La société russe Gazprom a-t-elle enfreint la législation européenne en surfacturant ses livraisons de gaz naturel à la Lituanie ? La Commission européenne a lancé une enquête anti-trust. Alors, comment les États baltes peuvent-ils assurer leur indépendance énergétique ? La réponse dans ce numéro de Reporter.

Comme tous les matins, ces hommes s’apprêtent à embarquer à bord du Victoria amarré dans le port lituanien de Klaipeda situé dans le Nord-Ouest du pays. Après une courte traversée, ils rejoignent le gigantesque terminal flottant de gaz naturel liquéfié ou terminal LNG (Liquified Natural Gas) baptisé Indépendance. Tout un symbole. Depuis quelques mois, le méthanier stocke le gaz naturel importé de Norvège par la Lituanie et destiné à alimenter le réseau de pipelines de la région de la Baltique.

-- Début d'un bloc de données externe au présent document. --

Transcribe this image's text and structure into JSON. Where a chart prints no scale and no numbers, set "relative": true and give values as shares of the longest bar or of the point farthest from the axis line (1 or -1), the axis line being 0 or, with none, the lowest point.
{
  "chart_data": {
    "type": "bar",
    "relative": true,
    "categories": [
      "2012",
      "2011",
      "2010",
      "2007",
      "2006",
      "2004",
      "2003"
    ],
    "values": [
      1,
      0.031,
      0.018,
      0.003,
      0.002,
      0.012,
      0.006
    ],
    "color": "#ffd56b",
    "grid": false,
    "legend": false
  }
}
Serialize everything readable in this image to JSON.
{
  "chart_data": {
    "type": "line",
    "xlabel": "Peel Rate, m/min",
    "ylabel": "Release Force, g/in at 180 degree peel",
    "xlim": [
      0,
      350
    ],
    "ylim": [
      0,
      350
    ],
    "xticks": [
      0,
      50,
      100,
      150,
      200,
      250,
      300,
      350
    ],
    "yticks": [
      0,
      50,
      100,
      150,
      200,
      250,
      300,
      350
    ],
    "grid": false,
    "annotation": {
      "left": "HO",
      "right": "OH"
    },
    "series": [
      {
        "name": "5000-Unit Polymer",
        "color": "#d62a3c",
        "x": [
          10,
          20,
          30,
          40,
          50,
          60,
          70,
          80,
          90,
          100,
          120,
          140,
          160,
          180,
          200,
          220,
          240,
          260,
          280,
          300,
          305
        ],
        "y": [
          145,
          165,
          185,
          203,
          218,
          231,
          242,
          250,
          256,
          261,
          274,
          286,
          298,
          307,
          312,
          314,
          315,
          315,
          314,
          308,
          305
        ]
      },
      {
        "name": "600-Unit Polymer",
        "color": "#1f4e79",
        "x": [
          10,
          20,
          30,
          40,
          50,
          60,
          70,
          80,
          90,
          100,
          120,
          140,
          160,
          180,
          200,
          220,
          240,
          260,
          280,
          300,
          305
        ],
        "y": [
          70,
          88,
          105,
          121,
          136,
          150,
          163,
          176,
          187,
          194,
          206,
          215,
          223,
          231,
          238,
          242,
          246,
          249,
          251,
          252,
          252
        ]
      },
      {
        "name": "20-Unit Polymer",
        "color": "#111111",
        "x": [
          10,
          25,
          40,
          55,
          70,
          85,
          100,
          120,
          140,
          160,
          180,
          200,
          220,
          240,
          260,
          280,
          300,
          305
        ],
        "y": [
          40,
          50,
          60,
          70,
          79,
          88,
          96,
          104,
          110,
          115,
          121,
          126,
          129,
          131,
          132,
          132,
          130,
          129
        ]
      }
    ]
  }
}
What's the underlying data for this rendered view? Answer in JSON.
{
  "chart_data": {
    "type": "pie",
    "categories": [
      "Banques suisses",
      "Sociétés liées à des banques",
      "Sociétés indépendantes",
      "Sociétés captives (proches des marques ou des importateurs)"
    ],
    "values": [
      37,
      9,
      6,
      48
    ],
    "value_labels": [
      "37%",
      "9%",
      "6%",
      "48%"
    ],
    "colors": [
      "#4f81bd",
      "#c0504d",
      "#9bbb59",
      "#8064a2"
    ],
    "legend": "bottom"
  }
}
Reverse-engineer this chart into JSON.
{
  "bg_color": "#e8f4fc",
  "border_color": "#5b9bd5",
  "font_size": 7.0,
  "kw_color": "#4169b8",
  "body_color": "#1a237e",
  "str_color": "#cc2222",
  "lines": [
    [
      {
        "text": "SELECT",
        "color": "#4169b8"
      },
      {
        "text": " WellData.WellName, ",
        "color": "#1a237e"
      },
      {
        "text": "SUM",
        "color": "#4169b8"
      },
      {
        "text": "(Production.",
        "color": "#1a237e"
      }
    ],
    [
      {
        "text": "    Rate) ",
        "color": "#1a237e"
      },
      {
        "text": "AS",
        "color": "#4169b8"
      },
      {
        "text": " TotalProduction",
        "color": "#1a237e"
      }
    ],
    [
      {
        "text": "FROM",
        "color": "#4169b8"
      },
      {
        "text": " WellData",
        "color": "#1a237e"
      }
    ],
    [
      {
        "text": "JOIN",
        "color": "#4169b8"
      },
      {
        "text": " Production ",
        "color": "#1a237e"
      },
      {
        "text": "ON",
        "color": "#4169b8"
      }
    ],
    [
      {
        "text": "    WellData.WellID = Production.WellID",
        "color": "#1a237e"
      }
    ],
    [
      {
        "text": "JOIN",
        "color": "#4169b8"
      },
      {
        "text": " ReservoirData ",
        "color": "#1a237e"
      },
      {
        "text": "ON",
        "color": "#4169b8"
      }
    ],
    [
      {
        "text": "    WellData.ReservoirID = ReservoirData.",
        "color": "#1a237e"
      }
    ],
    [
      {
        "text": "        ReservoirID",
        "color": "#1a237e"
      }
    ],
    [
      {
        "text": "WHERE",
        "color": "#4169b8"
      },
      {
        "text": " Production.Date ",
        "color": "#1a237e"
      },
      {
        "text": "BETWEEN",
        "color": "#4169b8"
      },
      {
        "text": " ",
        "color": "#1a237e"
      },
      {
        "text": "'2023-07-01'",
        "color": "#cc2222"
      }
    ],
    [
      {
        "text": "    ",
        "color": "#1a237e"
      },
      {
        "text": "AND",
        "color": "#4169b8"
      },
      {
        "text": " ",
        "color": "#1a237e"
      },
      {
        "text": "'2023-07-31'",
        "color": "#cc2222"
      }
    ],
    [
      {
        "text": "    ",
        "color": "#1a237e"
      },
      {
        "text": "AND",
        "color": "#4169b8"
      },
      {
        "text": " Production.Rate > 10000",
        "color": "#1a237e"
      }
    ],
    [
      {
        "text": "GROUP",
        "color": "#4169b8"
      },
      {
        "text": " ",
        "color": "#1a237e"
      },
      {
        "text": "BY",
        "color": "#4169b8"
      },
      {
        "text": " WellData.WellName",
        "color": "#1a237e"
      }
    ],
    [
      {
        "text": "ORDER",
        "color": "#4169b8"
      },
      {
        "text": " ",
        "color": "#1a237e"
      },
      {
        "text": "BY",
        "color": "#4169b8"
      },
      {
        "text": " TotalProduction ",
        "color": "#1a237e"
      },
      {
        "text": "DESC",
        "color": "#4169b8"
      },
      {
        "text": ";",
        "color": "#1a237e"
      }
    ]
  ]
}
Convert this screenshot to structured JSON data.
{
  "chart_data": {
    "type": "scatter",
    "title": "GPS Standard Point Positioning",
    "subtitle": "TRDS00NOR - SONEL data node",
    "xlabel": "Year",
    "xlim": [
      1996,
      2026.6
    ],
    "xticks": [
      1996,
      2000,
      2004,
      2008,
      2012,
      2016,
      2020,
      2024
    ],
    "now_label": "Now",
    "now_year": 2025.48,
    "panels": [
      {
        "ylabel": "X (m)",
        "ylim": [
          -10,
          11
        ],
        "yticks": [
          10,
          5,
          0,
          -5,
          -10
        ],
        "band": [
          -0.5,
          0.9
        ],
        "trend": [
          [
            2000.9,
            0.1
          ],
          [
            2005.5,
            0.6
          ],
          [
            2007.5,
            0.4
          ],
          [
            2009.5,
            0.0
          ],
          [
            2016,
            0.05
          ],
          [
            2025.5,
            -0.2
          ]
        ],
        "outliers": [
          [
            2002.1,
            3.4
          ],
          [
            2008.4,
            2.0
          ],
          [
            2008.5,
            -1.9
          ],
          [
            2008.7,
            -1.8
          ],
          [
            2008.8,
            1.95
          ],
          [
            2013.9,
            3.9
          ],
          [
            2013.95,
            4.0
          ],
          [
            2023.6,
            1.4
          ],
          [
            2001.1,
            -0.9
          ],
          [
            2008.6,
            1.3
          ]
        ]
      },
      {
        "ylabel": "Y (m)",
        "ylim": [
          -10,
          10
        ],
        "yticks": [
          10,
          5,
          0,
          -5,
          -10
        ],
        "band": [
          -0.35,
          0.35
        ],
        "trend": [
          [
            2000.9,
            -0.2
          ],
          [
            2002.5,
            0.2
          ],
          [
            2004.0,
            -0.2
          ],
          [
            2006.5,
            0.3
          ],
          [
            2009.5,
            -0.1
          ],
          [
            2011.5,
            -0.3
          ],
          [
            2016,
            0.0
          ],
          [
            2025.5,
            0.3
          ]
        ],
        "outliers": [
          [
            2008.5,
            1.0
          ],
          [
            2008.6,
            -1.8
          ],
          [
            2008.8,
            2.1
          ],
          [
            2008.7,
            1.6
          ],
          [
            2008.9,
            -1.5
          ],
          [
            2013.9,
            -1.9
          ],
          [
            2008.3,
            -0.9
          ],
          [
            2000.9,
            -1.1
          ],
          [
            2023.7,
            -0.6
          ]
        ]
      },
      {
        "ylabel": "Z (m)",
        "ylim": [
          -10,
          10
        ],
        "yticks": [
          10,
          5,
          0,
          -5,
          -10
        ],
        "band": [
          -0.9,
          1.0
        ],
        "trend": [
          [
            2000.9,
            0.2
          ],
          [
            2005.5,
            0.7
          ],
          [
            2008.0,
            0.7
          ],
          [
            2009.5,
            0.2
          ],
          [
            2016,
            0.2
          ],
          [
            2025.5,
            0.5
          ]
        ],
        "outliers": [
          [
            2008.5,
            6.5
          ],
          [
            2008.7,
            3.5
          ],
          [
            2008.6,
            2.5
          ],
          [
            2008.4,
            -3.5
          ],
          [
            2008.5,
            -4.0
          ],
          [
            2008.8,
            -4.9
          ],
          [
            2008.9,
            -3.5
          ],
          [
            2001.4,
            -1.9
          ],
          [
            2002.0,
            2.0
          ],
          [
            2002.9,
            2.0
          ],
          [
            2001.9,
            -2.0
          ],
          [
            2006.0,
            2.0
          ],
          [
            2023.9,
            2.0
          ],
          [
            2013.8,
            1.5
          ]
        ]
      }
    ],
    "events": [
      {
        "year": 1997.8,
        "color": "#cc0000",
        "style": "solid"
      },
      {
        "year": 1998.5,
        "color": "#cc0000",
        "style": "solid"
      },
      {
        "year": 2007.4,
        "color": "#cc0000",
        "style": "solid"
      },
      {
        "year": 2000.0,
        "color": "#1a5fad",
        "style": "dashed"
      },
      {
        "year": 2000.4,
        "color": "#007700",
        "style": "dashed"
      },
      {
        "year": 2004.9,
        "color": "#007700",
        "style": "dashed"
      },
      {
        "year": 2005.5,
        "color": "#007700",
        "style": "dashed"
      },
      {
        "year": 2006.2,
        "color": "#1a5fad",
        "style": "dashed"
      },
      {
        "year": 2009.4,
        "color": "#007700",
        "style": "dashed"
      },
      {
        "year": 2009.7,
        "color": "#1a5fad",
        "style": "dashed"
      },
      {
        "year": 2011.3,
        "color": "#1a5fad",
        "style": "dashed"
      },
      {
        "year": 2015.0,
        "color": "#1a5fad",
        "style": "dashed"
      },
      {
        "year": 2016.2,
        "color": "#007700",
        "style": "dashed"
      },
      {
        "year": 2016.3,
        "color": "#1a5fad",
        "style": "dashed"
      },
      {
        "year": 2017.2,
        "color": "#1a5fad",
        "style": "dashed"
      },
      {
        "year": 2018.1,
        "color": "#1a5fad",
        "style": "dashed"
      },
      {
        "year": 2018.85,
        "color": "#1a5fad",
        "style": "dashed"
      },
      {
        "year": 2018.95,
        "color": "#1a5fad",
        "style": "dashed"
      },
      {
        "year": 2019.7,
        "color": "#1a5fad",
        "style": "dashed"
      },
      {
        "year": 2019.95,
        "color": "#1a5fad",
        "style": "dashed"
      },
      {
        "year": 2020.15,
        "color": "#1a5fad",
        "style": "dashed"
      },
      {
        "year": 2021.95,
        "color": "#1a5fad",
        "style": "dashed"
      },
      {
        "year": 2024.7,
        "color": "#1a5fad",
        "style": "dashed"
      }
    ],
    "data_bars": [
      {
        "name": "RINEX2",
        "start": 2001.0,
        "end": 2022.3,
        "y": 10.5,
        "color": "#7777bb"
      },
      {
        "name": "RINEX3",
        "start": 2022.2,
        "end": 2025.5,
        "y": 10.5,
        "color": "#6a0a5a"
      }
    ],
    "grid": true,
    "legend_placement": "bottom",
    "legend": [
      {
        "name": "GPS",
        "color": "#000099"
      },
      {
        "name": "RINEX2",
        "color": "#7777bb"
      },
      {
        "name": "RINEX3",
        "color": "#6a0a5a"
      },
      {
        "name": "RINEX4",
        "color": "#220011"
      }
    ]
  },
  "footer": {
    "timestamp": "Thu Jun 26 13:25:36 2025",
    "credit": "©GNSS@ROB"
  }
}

La mission de Romas et de son équipe : assurer la protection du nouveau terminal afin de garantir l’autonomie énergétique de la Lituanie. Jusque-là, le pays dépendait exclusivement du russe Gazprom pour ses approvisionnements en gaz naturel. Désormais, la donne a changé. Et Vilnius peut enfin choisir ses fournisseurs.

Tadas Matulionis, directeur du terminal LNG de Klaipeda :

“Avec ce navire et ce terminal, pour la première dans l’histoire lituanienne, nous ne dépendons plus d’un seul et unique fournisseur de gaz naturel – Gazprom. On peut s’approvisionner auprès de n’importe qui à travers le monde. Et aujourd’hui, nous avons du gaz naturel qui transite de Lituanie vers l’Estonie en passant par la Lettonie. Une situation inimaginable, il y a encore un an.”

En avril dernier, la Commission européenne a ouvert une enquête pour abus de position dominante à l’encontre de Gazprom. Le géant russe est soupçonné de pratiques anticoncurrentielles dans 8 pays de l’Union européenne (Bulgarie, République Tchèque, Estonie, Hongrie, Lettonie, Lituanie, Pologne et Slovaquie). Gazprom aurait notamment surfacturé de 40 % certaines de ses livraisons de gaz. Faux rétorque Moscou !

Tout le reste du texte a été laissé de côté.